Midnight in Paris places it primary focus on Gil (Owen Wilson) a successful, but jaded, Hollywood screenwriter who has decided to pursue penning his own novel about a person who owns a nostalgia shop. Gil is joined by his disapproving fiance Inez (Rachel McAdams) who dismisses Gil's ponderings in favor of wooing over her friends husband Paul (Michael Sheen). While attempting to find inclusion within his wife's group of friends Gil realizes he is unwanted and takes up a tipsy trip through the streets of Paris. While stopping to take a breather and recalculate his route home, Gil is approached by a twenties era car whose occupants demand he join them. Reluctantly, Gil gets into the car to find people matching the cars look in their 1920's wardrobe and speech. Through passing conversation, Gil realizes that he is in a car with F. Scott Fitzgerald (Tom Hiddleston) and his wife Zelda (Alison Pill). Bewildered Gil begins to verify whether or not he is truly residing in the world of 1920's Paris. He eventually runs into Ernest Hemingway (Corey Stoll), Gertrude Stein (Kathy Bates), Salvador Dali (Adrien Brody), Pablo Picasso (Marcial Di Fonzo Bo) and others, even taking a moment to suggest a plot for a film to Luis Bunuel (Adrien de Van), which film buffs will recognize as The Exterminating Angel. Through all this, Gil meets a woman named Adriana (Marion Cotillard) who he falls for instantly. However, each morning Gil awakes to his real world in the present day seeking only to return to the Paris of the 1920's, while ignoring his crumbling engagement and the rather blatant infidelity of his wife. Spurred on by the music of Cole Porter and the discovery of Adriana's journal in the present day, which mentions his exact words from a conversation the two shared the night before, Gil sets out to understand his own attachment to this other world of the past. On one particular night, Gil follows Adriana on her own trip to France at the turn of the 19th century in which Adriana insists they stay. It is only now that Gil realizes the flaws of his own nostalgic and illogical attachments to a time gone by and upon explaining his realization to Adriana, Gil returns to his time to end things with his fiance and wander the streets of Paris. This ability to disconnect from the seemingly inextricable ties of nostalgia allow for Gil to meet a woman on the streets of Paris thus ending the film with the two of them walking the streets of Paris in a poetic and sweet closing shot.

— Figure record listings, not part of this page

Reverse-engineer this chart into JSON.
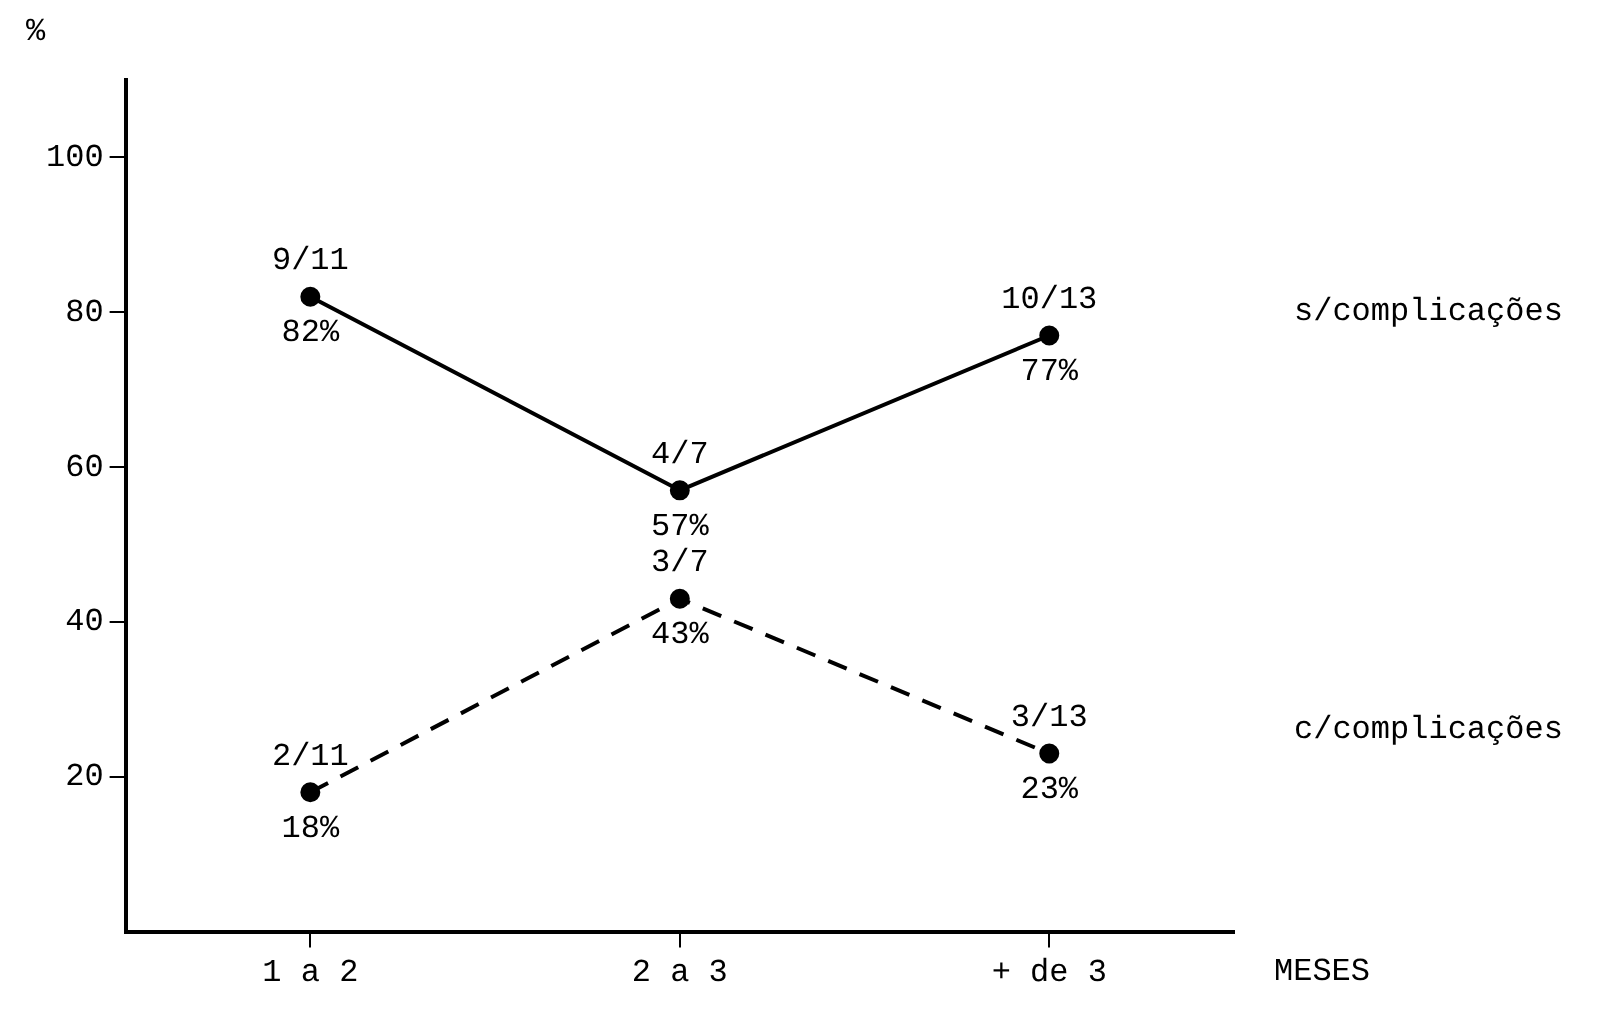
{
  "chart_data": {
    "type": "line",
    "ylabel": "%",
    "xlabel": "MESES",
    "categories": [
      "1 a 2",
      "2 a 3",
      "+ de 3"
    ],
    "series": [
      {
        "name": "s/complicações",
        "color": "#000000",
        "line_style": "solid",
        "values": [
          82,
          57,
          77
        ],
        "value_labels": [
          "82%",
          "57%",
          "77%"
        ]
      },
      {
        "name": "c/complicações",
        "color": "#000000",
        "line_style": "dashed",
        "values": [
          18,
          43,
          23
        ],
        "value_labels": [
          "18%",
          "43%",
          "23%"
        ]
      }
    ],
    "annotations": [
      {
        "text": "9/11",
        "x": "1 a 2",
        "y": 82
      },
      {
        "text": "4/7",
        "x": "2 a 3",
        "y": 57
      },
      {
        "text": "10/13",
        "x": "+ de 3",
        "y": 77
      },
      {
        "text": "2/11",
        "x": "1 a 2",
        "y": 18
      },
      {
        "text": "3/7",
        "x": "2 a 3",
        "y": 43
      },
      {
        "text": "3/13",
        "x": "+ de 3",
        "y": 23
      }
    ],
    "ylim": [
      0,
      110
    ],
    "yticks": [
      20,
      40,
      60,
      80,
      100
    ],
    "grid": false,
    "legend": false,
    "marker": "circle"
  }
}
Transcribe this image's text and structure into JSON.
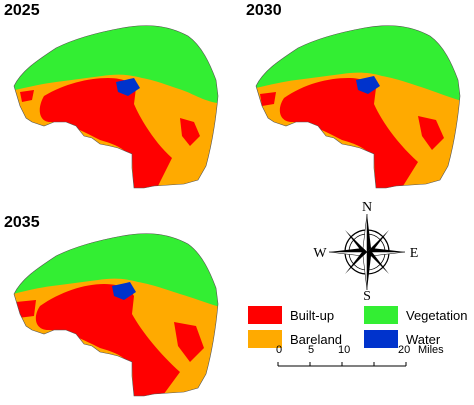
{
  "panels": [
    {
      "year": "2025"
    },
    {
      "year": "2030"
    },
    {
      "year": "2035"
    }
  ],
  "compass": {
    "north": "N",
    "south": "S",
    "east": "E",
    "west": "W"
  },
  "legend": [
    {
      "label": "Built-up",
      "color": "#ff0000"
    },
    {
      "label": "Vegetation",
      "color": "#33ee33"
    },
    {
      "label": "Bareland",
      "color": "#ffaa00"
    },
    {
      "label": "Water",
      "color": "#0033cc"
    }
  ],
  "scale_bar": {
    "ticks": [
      "0",
      "5",
      "10",
      "20"
    ],
    "unit": "Miles"
  }
}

I mentioned the sentimentality of this film in the opening sentences of this review. I find it rather notable coming from a director like Woody Allen whose staunch pessimism has always found its way into his movies in the past. Whether it be Annie Hall or Bananas Allen's films remind viewers that reality usually lets us down, and that all does not end well. However, Midnight In Paris does not do these things, in fact, it does the opposite. In this film the guy gets the girl, all be it a girl who appears only momentarily throughout the film and is not the one viewers expect. More importantly, however, the character matures. In all of the other Allen films I can recall, Allen's characters, often played by the director himself, never advance and often stick to their old ways arguing that putting themselves on the line would only prove hazardous. In Midnight In Paris this is not the case, Gil absolutely puts himself out in the open for change. After desperate flailing and a rather harsh taste of reality, Gil accepts his own place in society and advances forward as opposed to staying stagnantly in the present, an absolutely mature approach to narrative from Woody Allen. Perhaps it is Allen's late age or love for old school movies, but if it were not for the occasional Freud inspired joke I would have had trouble placing this as a Woody Allen film and thought it more of a film Wes Anderson might make twenty years from now. Regardless, Midnight In Paris is a sobering look at aging and the past and is a promising reminder of how truly prolific of a filmmaker Woody Allen can be, hopefully, we will see many more films of this nature from the director in the years to come.
This is an absolutely gorgeous film and one of the best of the year. It is still making its way through the smaller theaters and there is no reason that you should not make it a goal of yours to see it before the New Year. More importantly, remember, when in doubt, it is all a rhinoceros.